Because the report is a pilot study involving a small number of patients, we must be cautious about drawing broad conclusions. Nevertheless, it is an important study that extends the early report by these investigators with iC9-expressing T cells (iC9-T cells) to control GVHD.6  Zhou et al now report the long-term outcome of 10 patients who received infusions of iC9-T cells. They found that iC9-T cells can persist long-term (median, 3.5 years). In addition, circulating iC9-T cells were predominantly CD8+, but they were clonally diverse. Most important, GVHD that occurred after infusion of the iC9-T cells was permanently abrogated after a single dose of the inducer molecule AP1903 in 5 of the patients.
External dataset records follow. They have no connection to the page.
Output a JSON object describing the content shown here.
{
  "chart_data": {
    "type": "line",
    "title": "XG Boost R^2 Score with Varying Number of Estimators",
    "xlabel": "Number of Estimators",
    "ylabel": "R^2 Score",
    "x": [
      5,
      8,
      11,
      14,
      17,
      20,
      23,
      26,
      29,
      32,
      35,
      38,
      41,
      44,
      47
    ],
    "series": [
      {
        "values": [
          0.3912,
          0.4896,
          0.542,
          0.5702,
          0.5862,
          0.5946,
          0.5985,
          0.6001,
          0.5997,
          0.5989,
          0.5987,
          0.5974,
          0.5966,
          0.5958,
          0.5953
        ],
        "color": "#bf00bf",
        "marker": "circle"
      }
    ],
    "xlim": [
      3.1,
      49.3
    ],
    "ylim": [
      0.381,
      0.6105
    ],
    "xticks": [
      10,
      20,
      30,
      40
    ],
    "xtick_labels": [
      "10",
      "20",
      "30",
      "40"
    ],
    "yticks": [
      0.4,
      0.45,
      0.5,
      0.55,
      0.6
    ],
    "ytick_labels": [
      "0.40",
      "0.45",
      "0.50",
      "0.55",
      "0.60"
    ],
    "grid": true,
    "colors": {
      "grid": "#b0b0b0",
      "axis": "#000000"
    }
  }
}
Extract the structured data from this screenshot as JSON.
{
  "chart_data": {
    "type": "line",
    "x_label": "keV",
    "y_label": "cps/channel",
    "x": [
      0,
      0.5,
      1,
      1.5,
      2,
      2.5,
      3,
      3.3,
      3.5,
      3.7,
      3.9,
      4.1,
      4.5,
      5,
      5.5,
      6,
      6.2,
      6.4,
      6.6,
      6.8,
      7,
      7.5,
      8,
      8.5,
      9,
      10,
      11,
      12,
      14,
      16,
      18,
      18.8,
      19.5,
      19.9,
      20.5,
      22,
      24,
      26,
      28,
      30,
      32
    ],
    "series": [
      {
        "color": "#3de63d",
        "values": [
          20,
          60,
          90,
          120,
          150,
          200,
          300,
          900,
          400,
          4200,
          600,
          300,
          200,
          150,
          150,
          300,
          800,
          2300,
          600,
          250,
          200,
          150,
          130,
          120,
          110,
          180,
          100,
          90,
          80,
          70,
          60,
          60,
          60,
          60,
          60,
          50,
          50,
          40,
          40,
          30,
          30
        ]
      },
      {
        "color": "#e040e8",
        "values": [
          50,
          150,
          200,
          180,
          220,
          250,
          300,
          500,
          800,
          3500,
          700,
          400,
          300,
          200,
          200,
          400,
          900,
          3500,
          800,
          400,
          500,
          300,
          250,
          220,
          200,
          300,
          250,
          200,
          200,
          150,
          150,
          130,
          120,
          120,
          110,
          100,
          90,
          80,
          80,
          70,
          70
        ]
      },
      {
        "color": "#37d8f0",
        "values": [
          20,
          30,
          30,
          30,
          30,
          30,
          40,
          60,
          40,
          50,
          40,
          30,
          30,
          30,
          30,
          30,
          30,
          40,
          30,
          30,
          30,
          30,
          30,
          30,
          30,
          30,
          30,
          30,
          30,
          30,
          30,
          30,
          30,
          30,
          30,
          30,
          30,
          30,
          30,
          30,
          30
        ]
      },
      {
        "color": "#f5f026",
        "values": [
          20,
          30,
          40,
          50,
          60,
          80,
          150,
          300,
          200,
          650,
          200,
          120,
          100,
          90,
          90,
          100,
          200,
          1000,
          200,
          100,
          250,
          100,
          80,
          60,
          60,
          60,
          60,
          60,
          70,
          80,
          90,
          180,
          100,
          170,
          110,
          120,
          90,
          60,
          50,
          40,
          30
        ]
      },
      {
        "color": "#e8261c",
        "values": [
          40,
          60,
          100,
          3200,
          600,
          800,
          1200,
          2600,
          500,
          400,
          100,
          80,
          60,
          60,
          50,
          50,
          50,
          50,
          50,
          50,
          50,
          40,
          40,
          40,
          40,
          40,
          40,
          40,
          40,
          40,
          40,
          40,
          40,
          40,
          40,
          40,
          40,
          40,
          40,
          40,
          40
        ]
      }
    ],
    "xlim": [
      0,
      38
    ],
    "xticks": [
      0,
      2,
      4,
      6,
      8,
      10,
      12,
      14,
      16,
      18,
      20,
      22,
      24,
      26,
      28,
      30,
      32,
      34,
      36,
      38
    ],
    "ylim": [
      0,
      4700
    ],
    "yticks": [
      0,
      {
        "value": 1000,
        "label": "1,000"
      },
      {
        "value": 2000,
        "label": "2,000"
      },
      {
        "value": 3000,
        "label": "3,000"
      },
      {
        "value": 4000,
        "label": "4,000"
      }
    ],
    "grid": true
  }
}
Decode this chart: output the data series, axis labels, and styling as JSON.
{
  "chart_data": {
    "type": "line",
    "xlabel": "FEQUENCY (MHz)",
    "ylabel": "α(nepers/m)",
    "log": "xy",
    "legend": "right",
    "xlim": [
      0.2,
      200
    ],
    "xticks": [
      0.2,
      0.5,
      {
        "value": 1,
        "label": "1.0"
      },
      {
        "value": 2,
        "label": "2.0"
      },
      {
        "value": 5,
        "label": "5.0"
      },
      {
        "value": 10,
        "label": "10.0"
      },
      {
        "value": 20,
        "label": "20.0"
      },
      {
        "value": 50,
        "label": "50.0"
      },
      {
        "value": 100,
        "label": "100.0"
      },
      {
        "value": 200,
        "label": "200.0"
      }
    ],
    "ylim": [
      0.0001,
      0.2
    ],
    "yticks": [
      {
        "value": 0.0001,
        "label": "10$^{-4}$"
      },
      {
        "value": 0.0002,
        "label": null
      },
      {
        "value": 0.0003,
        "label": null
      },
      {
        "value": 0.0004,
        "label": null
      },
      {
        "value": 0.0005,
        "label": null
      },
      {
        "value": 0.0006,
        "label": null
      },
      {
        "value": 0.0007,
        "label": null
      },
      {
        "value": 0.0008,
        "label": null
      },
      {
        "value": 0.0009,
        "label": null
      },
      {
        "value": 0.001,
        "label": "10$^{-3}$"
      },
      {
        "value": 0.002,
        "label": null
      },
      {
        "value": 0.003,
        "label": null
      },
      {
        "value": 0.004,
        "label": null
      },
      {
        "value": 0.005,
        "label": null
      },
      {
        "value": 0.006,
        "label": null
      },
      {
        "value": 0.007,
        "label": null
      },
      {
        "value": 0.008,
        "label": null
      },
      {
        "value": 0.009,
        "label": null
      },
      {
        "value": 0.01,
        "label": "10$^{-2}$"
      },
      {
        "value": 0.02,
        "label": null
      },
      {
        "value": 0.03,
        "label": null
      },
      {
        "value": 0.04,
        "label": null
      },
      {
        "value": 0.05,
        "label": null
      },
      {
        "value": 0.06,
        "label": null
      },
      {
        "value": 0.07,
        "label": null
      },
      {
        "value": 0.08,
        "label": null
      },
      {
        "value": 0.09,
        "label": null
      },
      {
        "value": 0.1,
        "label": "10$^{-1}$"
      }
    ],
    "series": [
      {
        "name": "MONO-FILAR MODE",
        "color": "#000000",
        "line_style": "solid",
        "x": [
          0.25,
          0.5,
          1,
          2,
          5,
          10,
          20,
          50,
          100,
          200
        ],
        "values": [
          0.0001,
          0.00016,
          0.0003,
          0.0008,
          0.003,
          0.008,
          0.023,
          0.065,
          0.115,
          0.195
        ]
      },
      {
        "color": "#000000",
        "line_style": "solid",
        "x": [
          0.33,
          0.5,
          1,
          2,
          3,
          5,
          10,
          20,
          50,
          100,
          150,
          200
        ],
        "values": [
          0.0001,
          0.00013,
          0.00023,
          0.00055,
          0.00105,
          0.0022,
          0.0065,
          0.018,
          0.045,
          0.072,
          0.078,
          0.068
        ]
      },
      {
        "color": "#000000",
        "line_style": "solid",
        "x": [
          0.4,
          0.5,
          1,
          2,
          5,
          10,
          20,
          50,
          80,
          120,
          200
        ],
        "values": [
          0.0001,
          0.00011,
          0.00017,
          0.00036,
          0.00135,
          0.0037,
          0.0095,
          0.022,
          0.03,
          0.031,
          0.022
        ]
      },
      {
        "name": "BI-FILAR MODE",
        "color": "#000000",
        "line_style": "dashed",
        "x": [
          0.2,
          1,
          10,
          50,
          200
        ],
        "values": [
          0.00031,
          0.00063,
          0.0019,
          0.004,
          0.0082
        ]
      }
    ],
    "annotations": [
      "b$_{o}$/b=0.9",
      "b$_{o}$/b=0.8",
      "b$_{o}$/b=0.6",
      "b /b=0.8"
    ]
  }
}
Interestingly, although AP1903 induced more than a 90% reduction of circulating iC9-T cells within 2 hours, a small fraction of iC9-T cells eventually reemerged in the peripheral blood, but without recurrent GVHD.

Interestingly, the study also suggests a beneficial effect of iC9-T cells beyond control of clinical GVHD. For example, infusion of iC9-T cells was associated with faster immune recovery of a clonally diverse population of T cells compared with historical results of haploidentical SCT. Importantly, the authors found that iC9-T cell infusion was associated with protective T cell immunity against cytomegalovirus, adenovirus, Epstein-Barr virus, and Aspergillus fumigatus, which are significant causes of mortality and morbidity after SCT.7 

Moreover, although the iC9-T cells were primarily central and effector memory T cells, the iC9-negative T cells that expanded in association with iC9-T cells contained a larger number of phenotypically naive cells. Because the study involved pediatric patients, it is possible this rapid recovery of naive T cells would be expected to be more modest in older patients because of reduced thymic function.

It is also intriguing that the authors observed effective antiviral T cell responses that were preserved even after some patients received AP1903. In contrast, antileukemia immunity might not have persisted because leukemia relapsed in 3 of 4 patients treated with AP1903. This raises a question of why antiviral immunity persisted but graft-versus-leukemia (GVL) did not. Potential clues to this question might derive from the observation that although 3 of 4 AP1903-treated patients with acute lymphoblastic leukemia relapsed, a fourth patient with acute myelogenous leukemia has not relapsed after nearly 4 years of follow-up after SCT. Because acute lymphoblastic leukemia is less susceptible to GVL effects compared with acute myelogenous leukemia, it remains possible that GVL immunity was not affected by AP1903 treatment, as the authors also speculated. Future studies will need to address this issue.8 

The results of this study are encouraging, and they support continued investigation of iC9-T cells for the treatment of GVHD. Future trials should address whether T cell allodepletion is indeed necessary before infusion of iC9-T cells because the iC9-T cells were so effectively eliminated by AP1903, and excluding this step would enable more widespread application of iC9 as a kill switch for treating GVHD. In addition, this study raises interesting other questions about the mechanism that results in more rapid immune reconstitution associated with iC9-T cells and about how the antiviral immunity is maintained even after the induction of apoptosis of the iC9-T cells.

Conflict-of-interest disclosure: The authors declare no competing financial interests.